Durant ce conseil, l’armée exige l’application de 18 articles. Ainsi, sans faire à proprement dire un coup d’état, les militaires n’hésitent pas à dicter au gouvernement démocratiquement élu, la ligne de conduite qu’il doit adopter sur la politique éducative et sociale et même vestimentaire.

Ainsi, selon le mémorandum publié, le 6 ème article ordonne l’augmentation de la durée de la primaire obligatoire de 4 ans à 8 ans.
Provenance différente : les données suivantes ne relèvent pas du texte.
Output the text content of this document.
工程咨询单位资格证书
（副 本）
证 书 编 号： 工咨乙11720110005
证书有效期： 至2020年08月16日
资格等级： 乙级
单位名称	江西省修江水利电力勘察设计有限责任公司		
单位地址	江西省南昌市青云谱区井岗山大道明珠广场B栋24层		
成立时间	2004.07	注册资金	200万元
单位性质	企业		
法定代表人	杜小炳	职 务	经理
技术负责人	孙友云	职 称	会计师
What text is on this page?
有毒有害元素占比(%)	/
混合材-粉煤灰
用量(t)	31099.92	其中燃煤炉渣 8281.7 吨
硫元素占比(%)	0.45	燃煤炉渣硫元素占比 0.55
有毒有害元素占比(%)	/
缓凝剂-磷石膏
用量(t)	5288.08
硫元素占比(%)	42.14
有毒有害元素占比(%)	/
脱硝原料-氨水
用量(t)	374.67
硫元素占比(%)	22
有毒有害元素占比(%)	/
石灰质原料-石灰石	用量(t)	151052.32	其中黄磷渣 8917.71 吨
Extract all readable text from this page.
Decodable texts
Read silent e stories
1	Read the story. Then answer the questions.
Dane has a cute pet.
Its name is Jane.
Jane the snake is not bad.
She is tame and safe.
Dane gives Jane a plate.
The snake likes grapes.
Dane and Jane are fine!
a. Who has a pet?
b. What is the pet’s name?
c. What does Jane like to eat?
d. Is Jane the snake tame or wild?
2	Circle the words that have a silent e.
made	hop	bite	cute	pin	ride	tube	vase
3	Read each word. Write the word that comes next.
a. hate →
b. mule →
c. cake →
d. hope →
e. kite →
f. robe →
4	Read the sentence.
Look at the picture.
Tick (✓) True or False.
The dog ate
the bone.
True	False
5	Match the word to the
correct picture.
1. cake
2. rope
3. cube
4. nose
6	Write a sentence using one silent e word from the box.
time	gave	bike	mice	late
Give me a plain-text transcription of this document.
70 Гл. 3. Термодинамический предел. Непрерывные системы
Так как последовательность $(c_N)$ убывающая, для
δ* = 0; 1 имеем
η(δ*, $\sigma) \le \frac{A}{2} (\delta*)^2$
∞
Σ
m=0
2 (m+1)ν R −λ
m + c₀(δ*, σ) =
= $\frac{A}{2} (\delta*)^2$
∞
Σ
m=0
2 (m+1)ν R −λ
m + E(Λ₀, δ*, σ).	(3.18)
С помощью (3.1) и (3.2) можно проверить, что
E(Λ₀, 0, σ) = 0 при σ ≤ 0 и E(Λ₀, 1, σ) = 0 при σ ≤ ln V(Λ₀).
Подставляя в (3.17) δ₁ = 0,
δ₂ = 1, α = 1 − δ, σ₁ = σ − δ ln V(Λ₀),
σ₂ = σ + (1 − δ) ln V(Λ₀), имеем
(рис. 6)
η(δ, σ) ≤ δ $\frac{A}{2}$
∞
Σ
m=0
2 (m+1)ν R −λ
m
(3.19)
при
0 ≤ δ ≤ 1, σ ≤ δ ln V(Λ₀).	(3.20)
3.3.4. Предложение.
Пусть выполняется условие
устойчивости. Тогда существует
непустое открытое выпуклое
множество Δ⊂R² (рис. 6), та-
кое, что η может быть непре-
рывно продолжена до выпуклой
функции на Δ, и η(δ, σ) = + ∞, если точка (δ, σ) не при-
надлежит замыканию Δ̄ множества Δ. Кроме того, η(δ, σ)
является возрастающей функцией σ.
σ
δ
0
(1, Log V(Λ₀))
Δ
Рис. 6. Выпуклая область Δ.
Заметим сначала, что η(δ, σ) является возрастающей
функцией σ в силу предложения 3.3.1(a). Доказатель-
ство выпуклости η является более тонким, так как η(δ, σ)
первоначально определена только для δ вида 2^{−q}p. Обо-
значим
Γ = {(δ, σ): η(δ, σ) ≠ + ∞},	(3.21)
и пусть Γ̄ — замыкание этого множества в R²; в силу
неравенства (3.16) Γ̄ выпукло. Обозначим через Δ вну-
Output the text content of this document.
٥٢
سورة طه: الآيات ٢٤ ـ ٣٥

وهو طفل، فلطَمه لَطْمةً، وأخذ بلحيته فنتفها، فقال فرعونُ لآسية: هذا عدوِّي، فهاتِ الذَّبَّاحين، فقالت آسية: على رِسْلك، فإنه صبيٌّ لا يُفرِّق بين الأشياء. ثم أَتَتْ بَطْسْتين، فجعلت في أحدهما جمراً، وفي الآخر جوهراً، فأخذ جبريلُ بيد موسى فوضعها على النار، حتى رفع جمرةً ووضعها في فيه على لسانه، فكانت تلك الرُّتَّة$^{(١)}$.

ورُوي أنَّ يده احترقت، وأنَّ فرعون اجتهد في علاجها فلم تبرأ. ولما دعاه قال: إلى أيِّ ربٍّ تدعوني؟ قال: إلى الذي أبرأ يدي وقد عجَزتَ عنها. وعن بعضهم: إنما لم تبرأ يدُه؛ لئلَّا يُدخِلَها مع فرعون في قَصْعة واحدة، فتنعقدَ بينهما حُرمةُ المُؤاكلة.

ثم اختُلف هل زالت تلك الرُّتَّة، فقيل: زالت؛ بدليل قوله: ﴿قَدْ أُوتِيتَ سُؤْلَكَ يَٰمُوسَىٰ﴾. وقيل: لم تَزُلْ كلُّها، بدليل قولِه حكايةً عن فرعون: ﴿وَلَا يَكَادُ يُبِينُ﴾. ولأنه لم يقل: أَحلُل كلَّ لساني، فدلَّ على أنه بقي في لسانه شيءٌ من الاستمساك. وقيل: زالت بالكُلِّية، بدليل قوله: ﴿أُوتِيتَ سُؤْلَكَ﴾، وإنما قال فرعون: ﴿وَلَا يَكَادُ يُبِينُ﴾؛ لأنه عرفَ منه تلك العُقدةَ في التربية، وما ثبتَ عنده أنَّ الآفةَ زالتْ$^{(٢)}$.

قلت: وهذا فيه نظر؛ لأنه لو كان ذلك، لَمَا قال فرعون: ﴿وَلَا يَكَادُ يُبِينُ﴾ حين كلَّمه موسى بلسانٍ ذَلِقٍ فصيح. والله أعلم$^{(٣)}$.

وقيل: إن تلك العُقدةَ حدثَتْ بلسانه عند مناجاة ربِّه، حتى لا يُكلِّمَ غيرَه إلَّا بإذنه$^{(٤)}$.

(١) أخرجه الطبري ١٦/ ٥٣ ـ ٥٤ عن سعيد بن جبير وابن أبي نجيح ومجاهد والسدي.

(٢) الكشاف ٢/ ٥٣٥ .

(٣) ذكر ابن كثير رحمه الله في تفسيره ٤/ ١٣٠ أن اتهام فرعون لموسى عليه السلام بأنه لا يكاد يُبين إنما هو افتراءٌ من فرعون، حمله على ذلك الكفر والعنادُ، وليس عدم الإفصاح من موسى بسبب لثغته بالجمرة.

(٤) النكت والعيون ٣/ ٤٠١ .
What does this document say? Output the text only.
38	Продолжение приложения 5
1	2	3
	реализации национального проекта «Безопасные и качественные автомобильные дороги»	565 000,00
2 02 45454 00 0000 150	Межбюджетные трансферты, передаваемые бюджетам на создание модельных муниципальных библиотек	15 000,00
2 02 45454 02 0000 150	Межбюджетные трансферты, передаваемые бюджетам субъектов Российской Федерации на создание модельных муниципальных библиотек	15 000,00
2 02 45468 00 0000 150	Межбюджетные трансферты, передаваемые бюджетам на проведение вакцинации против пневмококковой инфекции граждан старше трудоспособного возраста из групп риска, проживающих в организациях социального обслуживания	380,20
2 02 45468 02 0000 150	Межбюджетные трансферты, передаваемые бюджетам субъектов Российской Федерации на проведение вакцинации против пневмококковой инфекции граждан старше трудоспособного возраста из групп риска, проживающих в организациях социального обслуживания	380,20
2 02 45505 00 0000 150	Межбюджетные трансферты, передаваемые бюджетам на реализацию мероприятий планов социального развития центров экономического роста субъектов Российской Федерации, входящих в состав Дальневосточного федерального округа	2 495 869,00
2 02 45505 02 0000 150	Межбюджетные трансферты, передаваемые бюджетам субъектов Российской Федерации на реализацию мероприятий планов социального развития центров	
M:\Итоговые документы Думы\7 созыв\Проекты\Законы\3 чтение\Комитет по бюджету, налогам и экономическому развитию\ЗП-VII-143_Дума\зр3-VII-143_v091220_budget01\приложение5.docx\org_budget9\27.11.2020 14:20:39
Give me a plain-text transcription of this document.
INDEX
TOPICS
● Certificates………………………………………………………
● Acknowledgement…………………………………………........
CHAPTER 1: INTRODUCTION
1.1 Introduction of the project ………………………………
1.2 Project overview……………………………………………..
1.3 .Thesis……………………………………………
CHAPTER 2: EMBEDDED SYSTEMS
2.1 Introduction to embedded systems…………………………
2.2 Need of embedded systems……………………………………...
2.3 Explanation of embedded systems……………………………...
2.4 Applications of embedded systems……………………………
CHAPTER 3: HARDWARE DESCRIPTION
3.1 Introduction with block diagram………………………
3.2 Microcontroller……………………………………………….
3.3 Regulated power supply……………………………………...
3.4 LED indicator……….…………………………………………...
Cette exigence a un sens particulier dans la mesure où beaucoup de familles envoyaient leurs enfants dans les collèges religieuses appelaient « Imam hatip » après la primaire.

Autre exemple, l’article 7 qui stipule que les lycées d’Imam Hatip (suite des collèges) soient considérés comme des lycées professionnels et que les notes obtenues par ceux qui sont diplômés de ces écoles aient un coefficient largement inférieur aux lycées normaux.

Ainsi, un élève qui avait une très bonne note de fin d’année ne pouvait espérer aller ni à la fac de médecine, ni de droit, ni autre école prestigieuse.

Le gouvernement de Necmettin Erbakan a rejeté toutes ces exigences mais l’ombre d’un coup d’état réel, a tellement pesé que ce dernier a quitté son poste le 18 juin 1997.  Le gouvernement qui a succédé et qui avait reçu l’aval de l’armée a rapidement appliqué « les conseils » de l’armée.

C’est ainsi que des filles qui rêvaient de devenir médecins, juges, avocates ont dû abandonner l’école car non seulement elles étaient élèves dans ces lycées religieux mais étaient également voilées.

« J’avais 17 ans quand ces décisions furent appliquées » raconte à Anadolu, Seyyit Kotan, devenu depuis père de famille et ingénieur en informatique grâce à la loi d’amnistie.

« Beaucoup de jeunes ont dû choisir des écoles pas très réputées fautes de points suffisants. Nous étions considérés comme des pestiférés. Nous avons cherché des moyens pour continuer nos études. Toutes nos tentatives se sont soldées par un échec » se remémore le jeune homme.

Même si c’était les écoles religieuses dans le viseur de l’armée, tous les lycées qui n’étaient pas de la filière générale avaient subi le même sort. Ainsi, les étudiants des lycées techniques, ne pouvaient espérer faire des études supérieures.

« Je voulais devenir ingénieur en électronique, j’avais choisi le lycée technique, mais ils nous ont dit que nous ne pourrions être autre chose que des ouvriers pour l’industrie tandis que ceux qui ont étudié au lycée général sont devenus ingénieurs », s’insurge, Hasan Uludag.

Aujourd’hui, il n’y a plus aucune restriction concernant la poursuite d’études supérieures aussi bien au niveau des interdictions vestimentaires que du type d’école choisi. Pourtant, l’ombre de 28 février 1997 continue de hanter des millions de jeunes qui ont vu leurs rêves se briser.